If you were observing Earth from an alien planet, how would you know if life really existed here?
The renowned astronomer Carl Sagan wondered the same thing. Then he got an opportunity to find out.
In October 1989, NASA launched the Galileo spacecraft to orbit Jupiter. But because of the space shuttle Challenger disaster in 1986, the decision was made to release the probe more carefully from an orbiting shuttle rather than send it directly with a rocket booster launched from another shuttle. This meant Galileo would have to slingshot around Venus and Earth to get sufficient gravitational boosts to propel it to Jupiter.
Galileo was due to pass Earth at an altitude of only 960 kilometers on 8 December 1990. This gave Sagan the chance he was looking for. He persuaded NASA to point Galileo’s instruments at Earth just to see what it would find.

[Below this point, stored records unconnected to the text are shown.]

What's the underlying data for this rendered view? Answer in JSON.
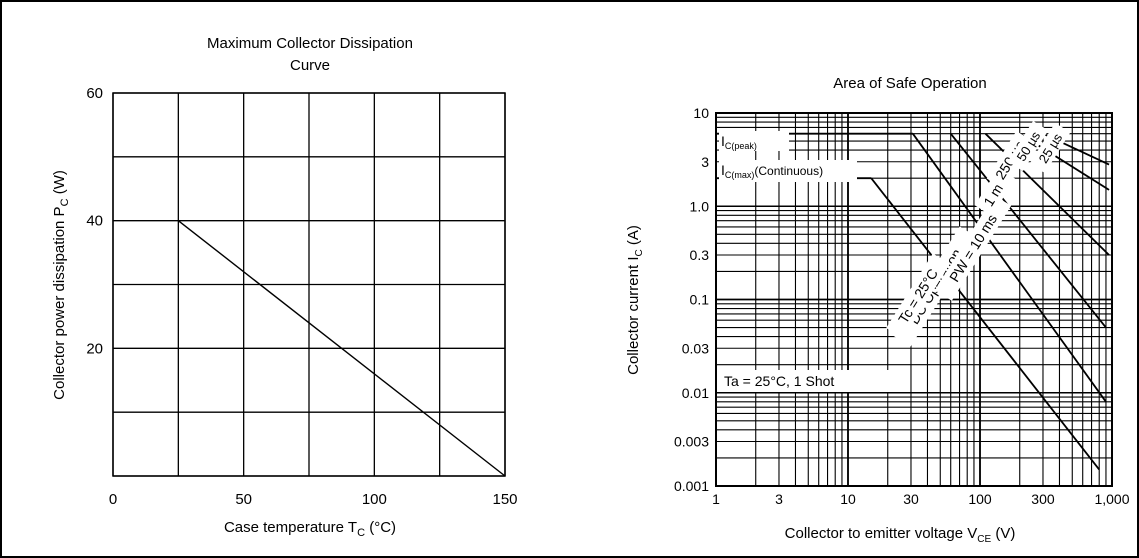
{
  "chart_data": [
    {
      "type": "line",
      "title_lines": [
        "Maximum Collector Dissipation",
        "Curve"
      ],
      "xlabel": "Case temperature T",
      "xlabel_sub": "C",
      "xlabel_unit": " (°C)",
      "ylabel": "Collector power dissipation  P",
      "ylabel_sub": "C",
      "ylabel_unit": " (W)",
      "xlim": [
        0,
        150
      ],
      "ylim": [
        0,
        60
      ],
      "x_ticks": [
        0,
        50,
        100,
        150
      ],
      "y_ticks": [
        20,
        40,
        60
      ],
      "grid": true,
      "series": [
        {
          "x": [
            25,
            150
          ],
          "y": [
            40,
            0
          ]
        }
      ]
    },
    {
      "type": "line",
      "title": "Area of Safe Operation",
      "xlabel": "Collector to emitter voltage  V",
      "xlabel_sub": "CE",
      "xlabel_unit": "  (V)",
      "ylabel": "Collector current  I",
      "ylabel_sub": "C",
      "ylabel_unit": "  (A)",
      "x_scale": "log",
      "y_scale": "log",
      "xlim": [
        1,
        1000
      ],
      "ylim": [
        0.001,
        10
      ],
      "x_tick_values": [
        1,
        3,
        10,
        30,
        100,
        300,
        1000
      ],
      "x_tick_labels": [
        "1",
        "3",
        "10",
        "30",
        "100",
        "300",
        "1,000"
      ],
      "y_tick_values": [
        10,
        3,
        1,
        0.3,
        0.1,
        0.03,
        0.01,
        0.003,
        0.001
      ],
      "y_tick_labels": [
        "10",
        "3",
        "1.0",
        "0.3",
        "0.1",
        "0.03",
        "0.01",
        "0.003",
        "0.001"
      ],
      "grid": true,
      "annotations": {
        "ic_peak_main": "I",
        "ic_peak_sub": "C(peak)",
        "ic_cont_main": "I",
        "ic_cont_sub": "C(max)",
        "ic_cont_suffix": "(Continuous)",
        "ta_shot": "Ta = 25°C, 1 Shot",
        "dc_operation": "DC Operation",
        "tc_25": "Tc = 25°C",
        "pw_10ms": "PW = 10 ms",
        "pw_1ms": "1 ms",
        "pw_250us": "250 µs",
        "pw_50us": "50 µs",
        "pw_25us": "25 µs"
      },
      "series": [
        {
          "name": "I_C(peak)",
          "x": [
            1,
            31
          ],
          "y": [
            6.0,
            6.0
          ]
        },
        {
          "name": "I_C(max) (Continuous)",
          "x": [
            1,
            15
          ],
          "y": [
            2.0,
            2.0
          ]
        },
        {
          "name": "DC Operation, Tc = 25°C",
          "x": [
            15,
            800
          ],
          "y": [
            2.0,
            0.0015
          ]
        },
        {
          "name": "PW = 10 ms",
          "x": [
            31,
            900
          ],
          "y": [
            6.0,
            0.008
          ]
        },
        {
          "name": "1 ms",
          "x": [
            60,
            900
          ],
          "y": [
            6.0,
            0.05
          ]
        },
        {
          "name": "250 µs",
          "x": [
            110,
            950
          ],
          "y": [
            6.0,
            0.3
          ]
        },
        {
          "name": "50 µs",
          "x": [
            200,
            950
          ],
          "y": [
            6.0,
            1.5
          ]
        },
        {
          "name": "25 µs",
          "x": [
            300,
            950
          ],
          "y": [
            6.0,
            2.8
          ]
        }
      ]
    }
  ]
}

What did it find? Although the continents of Australia and Antarctica did not show any signs of civilization, Galileo did measure oxygen and methane in Earth’s atmosphere, the latter in ratios that suggested living organisms. It also identified a sharp spike in the infrared spectrum of sunlight reflecting off the planet, an indication of vegetation. The clincher was surface radio transmissions that were moderated as if engineered, causing the observing team to conclude that “A strong case can be made that the signals are generated by an intelligent form of life on Earth.”
The complete results were published in a scientific paper titled ‘A Search for Life on Earth from the Galileo Spacecraft’ (https://www.nature.com/articles/365715a0).
So what did we learn? It was a unique way of getting us to think about ourselves. And if nothing else, it gave us an idea of how life should show itself as we survey the rest of the cosmos.